The wrapping device might or might not be active - it's 'something'
like control node for thin-pool - if there is 'any' thin volume from pool active - you do not need to have this volume active and you may deactivate
However if there is no thin volume active - and you want to know some information about the pool itself- you could active only the thinpool volume and have all other thin volumes inactive.
> [root@bp-xen-01 lvm2]# dmsetup info -c | egrep '9wZ2|AL08'
> vg-lv-tpool 253 8 L--w 2 1 0
> vg-lv 253 9 L--w 0 1 0
> vg-thinlv 253 10 L--w 0 1 0
> ## Activate with 'lvchange', and there are 1 EX locks
> [root@bp-xen-01 ~]# lvchange -ay vg/thinlv
> [root@bp-xen-01 lvm2]# dlm_tool lockdump clvmd
> id 02a80001 gr EX rq IV pid 9920 master 0
Yep - if you only selectively active thin volume there is no need to activate 'wrapping' device thin pool so only thin volume is active.
(In reply to Jonathan Earl Brassow from comment #5)
> I have added a mechanism (just for my testing) that walks up a tree to find
> the top-level LV that it can query. This seems to allow things to work
> properly if I use 'vgchange' for activation, because the thinpool also has a
> lock in this case.
> If we could generalize so that thinpools have locks in every case, it would
> simplify this problem with RAID and greatly simplify the problem of limiting
> all thin-LVs associated with a particular thinpool to be active on only one
This can't be done easily this way.
The problem here is - that we could always taky only 1 lock (while we played with idea of grabbing 2 LV locks at the same time - it has appeared too much complex).
So the activation of thin-volume LV (i.e. when it's being stacked) is implicitly activating thin-pool LV - thus to avoid locking collisions - implicit activation is using -tpool device. So when you take a lock for thin pool volume there is 'wrapping' device which holds the lock and then there implicit reference again on -tpool device.
The 'dark' side of this solution is - that for detection of active pool on some node - we need to check lv_is_active() for every thin volume for a thin-pool with the thin-pool itself - since each of them may hold the dlm lock - this is the main purpose of the 'pool_is_active()' function - however there are still unresolved problems - mainly I've not yet added code to prevent cross activation of thin-pools on different nodes (and I should do that since now I guess all pieces are in place - it just needs to be in the right place - which is a bit problematic when it should be also efficient).
Anyway - for the subtree scan function 'pool_is_active()' is the best.
'The other way around' - i.e. to always active pool prior activation of any thin volume would need to always active thin pool explicitly before activation of thin volume itself - which would require to 'hack' active_lv() somehow or to check every place where this may happen.
Why not just make the user activate the thinpool? I think all the arguments about it being difficult to take 2 locks melt away then.

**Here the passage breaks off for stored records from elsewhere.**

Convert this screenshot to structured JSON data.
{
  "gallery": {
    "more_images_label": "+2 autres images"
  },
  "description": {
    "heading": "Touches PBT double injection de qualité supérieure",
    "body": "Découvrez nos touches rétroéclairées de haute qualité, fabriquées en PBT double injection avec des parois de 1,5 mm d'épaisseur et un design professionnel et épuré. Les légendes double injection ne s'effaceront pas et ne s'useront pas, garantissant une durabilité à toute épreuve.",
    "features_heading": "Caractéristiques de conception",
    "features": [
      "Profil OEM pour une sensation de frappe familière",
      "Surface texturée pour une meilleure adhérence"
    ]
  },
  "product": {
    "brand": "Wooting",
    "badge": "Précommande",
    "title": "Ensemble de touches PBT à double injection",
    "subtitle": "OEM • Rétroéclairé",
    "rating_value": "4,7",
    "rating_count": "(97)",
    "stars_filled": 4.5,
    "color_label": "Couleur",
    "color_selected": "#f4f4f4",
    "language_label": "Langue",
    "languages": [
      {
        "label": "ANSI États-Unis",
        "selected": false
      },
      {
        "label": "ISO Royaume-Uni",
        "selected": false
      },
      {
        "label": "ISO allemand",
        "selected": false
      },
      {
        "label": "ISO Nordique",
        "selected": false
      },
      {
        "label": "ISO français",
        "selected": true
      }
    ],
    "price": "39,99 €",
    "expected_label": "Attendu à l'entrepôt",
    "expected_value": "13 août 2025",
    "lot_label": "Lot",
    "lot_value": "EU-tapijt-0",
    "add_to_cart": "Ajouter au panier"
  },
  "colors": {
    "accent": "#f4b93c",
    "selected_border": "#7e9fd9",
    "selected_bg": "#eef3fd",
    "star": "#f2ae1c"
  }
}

If the user tries to activate a thin-LV without the pool being active, it fails and tells the user that the thinpool "vg/pool_lv" must be active before it's thin-LVs can be activated.
Why is this such a bad option?
It also doesn't make sense to me that the thinpool can be "active" or "in-active" at the same time it is being used by a thin-LV.
I understand that if the pool has no thin-LVs or when none of them are active, it can be either active or inactive.
I don't understand why the pool can be either active or inactive when it has a loaded map in the kernel and is being used by thin-LVs.
I understand this is the way it was designed. I'm not sure it is right.
I suppose the thinpool is "active" in a sense... 'lv_is_active' will return true - it's just there is no lock associated with it...
Think in terms of "accessible from /dev/vg" i.e. something the user would be expected to open and read from/write to.
Peter has proposed to start to use udev flags for a related problem - zeroing a device before use - so it's possible that extensions along similar lines to that discussion will help us here too.
I guess my gripe is that the thinpool is a top-level, visible device that may or may not have a lock associated with it. This makes it unique from all other LV types. It is also extremely useful to have a lock associated with the thinpool and bothersome (and inefficient) when it does not have one.
I am advocating that the thinpool always have a lock when it is active. You can't say thinpools shouldn't have a lock because there are cases when it does. IOW, I want to move from the current position that says it may or may not have a lock to a position that is more certain - it must have a lock if it is active.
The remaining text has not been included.